Because kernel functions responsible for copying data between kernel and user space failed to verify that a user-provided address actually resided in the user segment, a local attacker could issue specially crafted socket function calls to write abritrary values into kernel memory. By leveraging this capability, it is possible for unprivileged users to escalate privileges to root.

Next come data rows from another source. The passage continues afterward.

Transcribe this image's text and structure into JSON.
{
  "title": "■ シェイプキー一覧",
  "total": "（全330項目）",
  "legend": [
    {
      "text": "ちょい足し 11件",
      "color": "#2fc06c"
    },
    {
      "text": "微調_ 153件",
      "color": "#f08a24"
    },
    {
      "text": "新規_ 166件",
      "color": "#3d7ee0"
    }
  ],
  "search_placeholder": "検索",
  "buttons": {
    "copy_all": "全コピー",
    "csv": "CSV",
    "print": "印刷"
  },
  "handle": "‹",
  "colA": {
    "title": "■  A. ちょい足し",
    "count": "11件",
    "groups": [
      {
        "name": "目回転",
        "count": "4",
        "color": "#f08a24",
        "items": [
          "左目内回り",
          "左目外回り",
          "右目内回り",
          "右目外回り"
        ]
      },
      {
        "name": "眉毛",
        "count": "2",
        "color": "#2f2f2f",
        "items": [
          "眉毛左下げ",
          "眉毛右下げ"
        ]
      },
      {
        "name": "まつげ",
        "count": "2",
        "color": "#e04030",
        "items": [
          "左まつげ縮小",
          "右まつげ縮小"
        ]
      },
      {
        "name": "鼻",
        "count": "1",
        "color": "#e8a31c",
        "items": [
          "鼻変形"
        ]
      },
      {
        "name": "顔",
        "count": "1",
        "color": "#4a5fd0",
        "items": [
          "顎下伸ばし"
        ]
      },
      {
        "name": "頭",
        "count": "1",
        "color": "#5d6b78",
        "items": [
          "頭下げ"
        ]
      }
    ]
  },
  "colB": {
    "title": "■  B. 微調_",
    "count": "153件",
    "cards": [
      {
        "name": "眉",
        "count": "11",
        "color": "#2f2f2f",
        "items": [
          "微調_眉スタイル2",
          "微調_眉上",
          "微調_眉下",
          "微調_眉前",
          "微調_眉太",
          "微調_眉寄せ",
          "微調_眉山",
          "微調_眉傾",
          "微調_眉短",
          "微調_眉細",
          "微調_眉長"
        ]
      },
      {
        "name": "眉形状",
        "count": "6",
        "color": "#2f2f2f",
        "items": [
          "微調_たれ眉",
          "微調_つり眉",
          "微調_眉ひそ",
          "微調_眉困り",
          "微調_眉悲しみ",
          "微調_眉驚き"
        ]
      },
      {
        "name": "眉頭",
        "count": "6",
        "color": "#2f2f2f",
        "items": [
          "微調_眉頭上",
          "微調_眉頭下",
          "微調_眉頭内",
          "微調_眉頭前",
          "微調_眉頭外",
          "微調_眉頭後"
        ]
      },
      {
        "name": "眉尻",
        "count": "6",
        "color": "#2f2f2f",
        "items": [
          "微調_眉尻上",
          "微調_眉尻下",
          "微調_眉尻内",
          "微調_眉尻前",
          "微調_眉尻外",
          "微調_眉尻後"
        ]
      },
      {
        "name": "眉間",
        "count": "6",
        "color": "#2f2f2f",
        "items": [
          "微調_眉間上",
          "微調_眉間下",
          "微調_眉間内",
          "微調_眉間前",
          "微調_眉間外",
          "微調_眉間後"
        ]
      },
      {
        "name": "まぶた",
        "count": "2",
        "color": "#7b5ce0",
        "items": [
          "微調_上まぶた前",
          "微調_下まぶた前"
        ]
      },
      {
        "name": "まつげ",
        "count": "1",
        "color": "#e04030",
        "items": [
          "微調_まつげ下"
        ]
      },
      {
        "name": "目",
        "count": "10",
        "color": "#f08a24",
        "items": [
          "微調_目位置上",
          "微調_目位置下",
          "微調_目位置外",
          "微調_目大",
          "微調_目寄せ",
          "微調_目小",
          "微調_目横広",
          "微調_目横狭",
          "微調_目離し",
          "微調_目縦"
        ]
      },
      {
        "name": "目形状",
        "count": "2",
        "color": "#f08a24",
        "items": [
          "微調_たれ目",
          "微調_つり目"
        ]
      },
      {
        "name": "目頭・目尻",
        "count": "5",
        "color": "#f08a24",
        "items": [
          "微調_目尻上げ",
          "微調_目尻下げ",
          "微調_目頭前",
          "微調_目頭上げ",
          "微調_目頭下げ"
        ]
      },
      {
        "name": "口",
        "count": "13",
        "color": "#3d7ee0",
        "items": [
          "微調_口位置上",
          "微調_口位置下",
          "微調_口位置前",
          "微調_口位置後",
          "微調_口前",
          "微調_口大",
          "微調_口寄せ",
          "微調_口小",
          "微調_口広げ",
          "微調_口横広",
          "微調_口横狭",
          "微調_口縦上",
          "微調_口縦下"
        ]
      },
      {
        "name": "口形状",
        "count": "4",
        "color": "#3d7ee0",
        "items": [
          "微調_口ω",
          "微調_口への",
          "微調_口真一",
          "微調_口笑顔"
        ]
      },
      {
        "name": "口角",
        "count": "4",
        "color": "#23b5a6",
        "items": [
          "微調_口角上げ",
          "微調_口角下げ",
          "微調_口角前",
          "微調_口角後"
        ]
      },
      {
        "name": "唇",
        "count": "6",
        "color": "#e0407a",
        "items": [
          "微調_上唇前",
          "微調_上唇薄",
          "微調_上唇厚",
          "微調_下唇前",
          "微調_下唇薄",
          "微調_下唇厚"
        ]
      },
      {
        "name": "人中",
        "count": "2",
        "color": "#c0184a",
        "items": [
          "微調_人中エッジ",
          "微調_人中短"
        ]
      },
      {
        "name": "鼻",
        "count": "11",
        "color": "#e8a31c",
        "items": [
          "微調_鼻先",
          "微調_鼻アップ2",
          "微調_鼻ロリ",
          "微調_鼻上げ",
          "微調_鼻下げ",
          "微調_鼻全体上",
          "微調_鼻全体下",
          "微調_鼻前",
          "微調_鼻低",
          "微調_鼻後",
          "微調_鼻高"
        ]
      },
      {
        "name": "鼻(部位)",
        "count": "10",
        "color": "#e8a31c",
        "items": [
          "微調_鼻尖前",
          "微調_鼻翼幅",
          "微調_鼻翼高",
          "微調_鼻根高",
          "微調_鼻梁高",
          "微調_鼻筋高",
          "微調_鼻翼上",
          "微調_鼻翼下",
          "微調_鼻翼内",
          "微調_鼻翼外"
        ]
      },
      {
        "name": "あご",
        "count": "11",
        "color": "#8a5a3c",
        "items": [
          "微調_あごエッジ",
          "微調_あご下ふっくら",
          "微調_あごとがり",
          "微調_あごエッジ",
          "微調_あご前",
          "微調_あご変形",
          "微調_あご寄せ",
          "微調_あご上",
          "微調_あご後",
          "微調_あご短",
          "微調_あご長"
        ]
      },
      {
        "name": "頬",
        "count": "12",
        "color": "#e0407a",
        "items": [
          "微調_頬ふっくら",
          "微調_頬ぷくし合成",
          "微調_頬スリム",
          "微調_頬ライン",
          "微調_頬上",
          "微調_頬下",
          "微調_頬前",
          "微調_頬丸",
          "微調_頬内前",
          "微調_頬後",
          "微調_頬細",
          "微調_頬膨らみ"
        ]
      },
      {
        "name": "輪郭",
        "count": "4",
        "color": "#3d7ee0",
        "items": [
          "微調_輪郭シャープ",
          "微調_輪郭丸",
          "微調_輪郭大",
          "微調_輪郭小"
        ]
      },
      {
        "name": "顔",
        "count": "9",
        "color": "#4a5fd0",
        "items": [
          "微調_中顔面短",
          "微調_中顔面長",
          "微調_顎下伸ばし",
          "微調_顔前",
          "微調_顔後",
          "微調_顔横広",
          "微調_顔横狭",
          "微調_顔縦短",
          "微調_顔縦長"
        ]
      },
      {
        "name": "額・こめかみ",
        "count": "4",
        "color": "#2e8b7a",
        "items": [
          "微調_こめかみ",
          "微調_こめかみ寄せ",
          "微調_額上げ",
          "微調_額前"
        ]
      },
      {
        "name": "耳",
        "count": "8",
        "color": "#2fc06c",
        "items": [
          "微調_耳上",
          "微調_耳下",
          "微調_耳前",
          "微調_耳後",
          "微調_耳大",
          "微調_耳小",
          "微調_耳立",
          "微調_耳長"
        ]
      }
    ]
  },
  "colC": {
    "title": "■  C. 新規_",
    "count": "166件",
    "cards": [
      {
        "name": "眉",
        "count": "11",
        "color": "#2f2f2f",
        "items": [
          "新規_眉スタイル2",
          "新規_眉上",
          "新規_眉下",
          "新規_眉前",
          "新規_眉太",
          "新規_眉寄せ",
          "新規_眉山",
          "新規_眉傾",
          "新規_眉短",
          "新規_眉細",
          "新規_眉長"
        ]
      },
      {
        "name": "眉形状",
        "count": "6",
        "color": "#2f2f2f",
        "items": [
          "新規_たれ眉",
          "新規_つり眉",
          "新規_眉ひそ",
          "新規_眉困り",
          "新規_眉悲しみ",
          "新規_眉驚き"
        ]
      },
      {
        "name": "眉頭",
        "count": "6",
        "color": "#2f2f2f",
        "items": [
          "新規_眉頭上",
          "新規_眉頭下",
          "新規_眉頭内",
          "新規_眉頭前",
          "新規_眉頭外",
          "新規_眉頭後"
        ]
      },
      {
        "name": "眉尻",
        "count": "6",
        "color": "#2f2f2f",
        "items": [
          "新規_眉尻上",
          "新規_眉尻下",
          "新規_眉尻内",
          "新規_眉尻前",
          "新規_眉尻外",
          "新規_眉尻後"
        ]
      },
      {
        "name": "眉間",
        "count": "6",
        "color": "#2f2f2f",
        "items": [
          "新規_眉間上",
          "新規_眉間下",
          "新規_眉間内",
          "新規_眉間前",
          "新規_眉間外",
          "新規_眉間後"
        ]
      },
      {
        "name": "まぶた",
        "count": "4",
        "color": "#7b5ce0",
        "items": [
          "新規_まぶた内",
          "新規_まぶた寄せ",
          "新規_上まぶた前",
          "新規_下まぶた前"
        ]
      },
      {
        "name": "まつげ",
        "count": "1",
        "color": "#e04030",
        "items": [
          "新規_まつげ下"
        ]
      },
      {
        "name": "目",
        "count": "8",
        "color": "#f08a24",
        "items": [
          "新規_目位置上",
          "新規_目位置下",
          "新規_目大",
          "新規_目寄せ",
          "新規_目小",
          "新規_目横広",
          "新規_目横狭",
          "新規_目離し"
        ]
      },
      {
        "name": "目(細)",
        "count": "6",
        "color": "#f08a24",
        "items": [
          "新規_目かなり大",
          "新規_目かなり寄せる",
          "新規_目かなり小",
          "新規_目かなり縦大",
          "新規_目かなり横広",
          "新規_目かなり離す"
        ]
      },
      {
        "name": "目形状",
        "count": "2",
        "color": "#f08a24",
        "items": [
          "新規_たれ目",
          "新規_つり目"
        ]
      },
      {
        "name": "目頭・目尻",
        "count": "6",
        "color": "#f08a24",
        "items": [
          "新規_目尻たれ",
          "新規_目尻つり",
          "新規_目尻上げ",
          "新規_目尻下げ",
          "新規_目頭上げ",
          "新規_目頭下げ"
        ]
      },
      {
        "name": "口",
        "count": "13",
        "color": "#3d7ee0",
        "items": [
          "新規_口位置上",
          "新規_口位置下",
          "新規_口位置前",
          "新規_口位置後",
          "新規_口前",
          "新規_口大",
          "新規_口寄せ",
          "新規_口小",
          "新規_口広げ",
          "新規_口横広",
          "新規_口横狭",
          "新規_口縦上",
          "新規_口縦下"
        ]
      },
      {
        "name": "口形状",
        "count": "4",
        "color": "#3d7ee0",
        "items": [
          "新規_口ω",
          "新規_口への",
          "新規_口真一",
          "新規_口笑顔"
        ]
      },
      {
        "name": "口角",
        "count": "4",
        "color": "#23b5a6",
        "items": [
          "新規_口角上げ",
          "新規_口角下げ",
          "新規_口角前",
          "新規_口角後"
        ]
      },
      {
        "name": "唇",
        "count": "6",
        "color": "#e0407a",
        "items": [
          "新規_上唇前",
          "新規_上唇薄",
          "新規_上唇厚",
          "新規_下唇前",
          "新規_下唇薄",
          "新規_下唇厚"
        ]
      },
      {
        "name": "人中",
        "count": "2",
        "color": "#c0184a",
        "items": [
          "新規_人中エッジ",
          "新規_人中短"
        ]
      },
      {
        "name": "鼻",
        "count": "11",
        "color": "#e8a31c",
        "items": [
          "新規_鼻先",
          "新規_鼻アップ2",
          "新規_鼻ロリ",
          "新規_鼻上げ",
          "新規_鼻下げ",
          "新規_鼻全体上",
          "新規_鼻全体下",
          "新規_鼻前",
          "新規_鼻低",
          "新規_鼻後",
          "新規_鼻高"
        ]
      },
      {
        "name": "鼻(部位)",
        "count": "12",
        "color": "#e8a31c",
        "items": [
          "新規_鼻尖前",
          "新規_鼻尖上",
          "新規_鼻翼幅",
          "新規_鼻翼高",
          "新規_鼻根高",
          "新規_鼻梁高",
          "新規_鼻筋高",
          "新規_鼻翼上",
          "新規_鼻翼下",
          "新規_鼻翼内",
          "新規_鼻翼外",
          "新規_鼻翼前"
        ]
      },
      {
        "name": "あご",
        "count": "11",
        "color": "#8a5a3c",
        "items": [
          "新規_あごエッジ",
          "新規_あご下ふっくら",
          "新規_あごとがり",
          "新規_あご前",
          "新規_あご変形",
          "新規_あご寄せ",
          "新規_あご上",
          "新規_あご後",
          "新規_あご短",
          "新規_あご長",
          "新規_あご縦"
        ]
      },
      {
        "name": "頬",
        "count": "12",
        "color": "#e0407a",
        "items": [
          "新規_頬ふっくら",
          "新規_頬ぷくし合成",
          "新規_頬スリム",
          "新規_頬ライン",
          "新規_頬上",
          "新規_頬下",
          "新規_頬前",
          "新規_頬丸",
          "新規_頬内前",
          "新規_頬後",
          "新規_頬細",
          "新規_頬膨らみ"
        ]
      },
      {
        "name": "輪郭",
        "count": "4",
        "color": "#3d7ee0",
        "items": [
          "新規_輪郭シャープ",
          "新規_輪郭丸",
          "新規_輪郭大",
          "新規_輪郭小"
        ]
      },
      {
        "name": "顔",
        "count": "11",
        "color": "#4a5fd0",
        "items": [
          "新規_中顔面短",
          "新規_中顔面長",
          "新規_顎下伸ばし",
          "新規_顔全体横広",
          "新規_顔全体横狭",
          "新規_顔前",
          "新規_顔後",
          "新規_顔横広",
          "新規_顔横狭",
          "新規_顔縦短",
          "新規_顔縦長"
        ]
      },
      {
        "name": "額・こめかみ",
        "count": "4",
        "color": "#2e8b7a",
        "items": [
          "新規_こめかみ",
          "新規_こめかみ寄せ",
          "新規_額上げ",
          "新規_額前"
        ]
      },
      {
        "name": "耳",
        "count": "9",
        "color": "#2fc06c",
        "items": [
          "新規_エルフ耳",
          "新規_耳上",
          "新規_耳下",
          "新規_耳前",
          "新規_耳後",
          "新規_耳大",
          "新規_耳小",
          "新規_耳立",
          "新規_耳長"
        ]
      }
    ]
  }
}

This vulnerability affects unpatched versions of the Linux kernel, starting from 2.6.30, where the RDS protocol was first included. Installations are only vulnerable if the CONFIG_RDS kernel configuration option is set, and if there are no restrictions on unprivileged users loading packet family modules, as is the case on most stock distributions.

Kernel versions affected

As the RDS protocol was included in the kernel for the first time in 2.6.30, every version starting from it and with CONFIG_RDS option set is vulnerable.

Fixing the problem

The distributions already have updates on the kernel that you may use.
If you are using Debian, try to verify your "Upgradeable Packages" in aptitude and then go into "kernel" menu, update all packages in this menu and then y
ou are safe.

You can patch your kernel in the raw way using this link: http://git.kernel.org/?p=linux/kernel/git/torvalds/linux-2.6.git;a=commitdiff;h=799c10559d60f159ab2232203f222f18fa3c4a5f

You can prevent the RDS kernel module from loading too, as root do:


echo "alias net-pf-21 off" > /etc/modprobe.d/disable-rds

The exploit is already public and you can find it on VSR Security Site.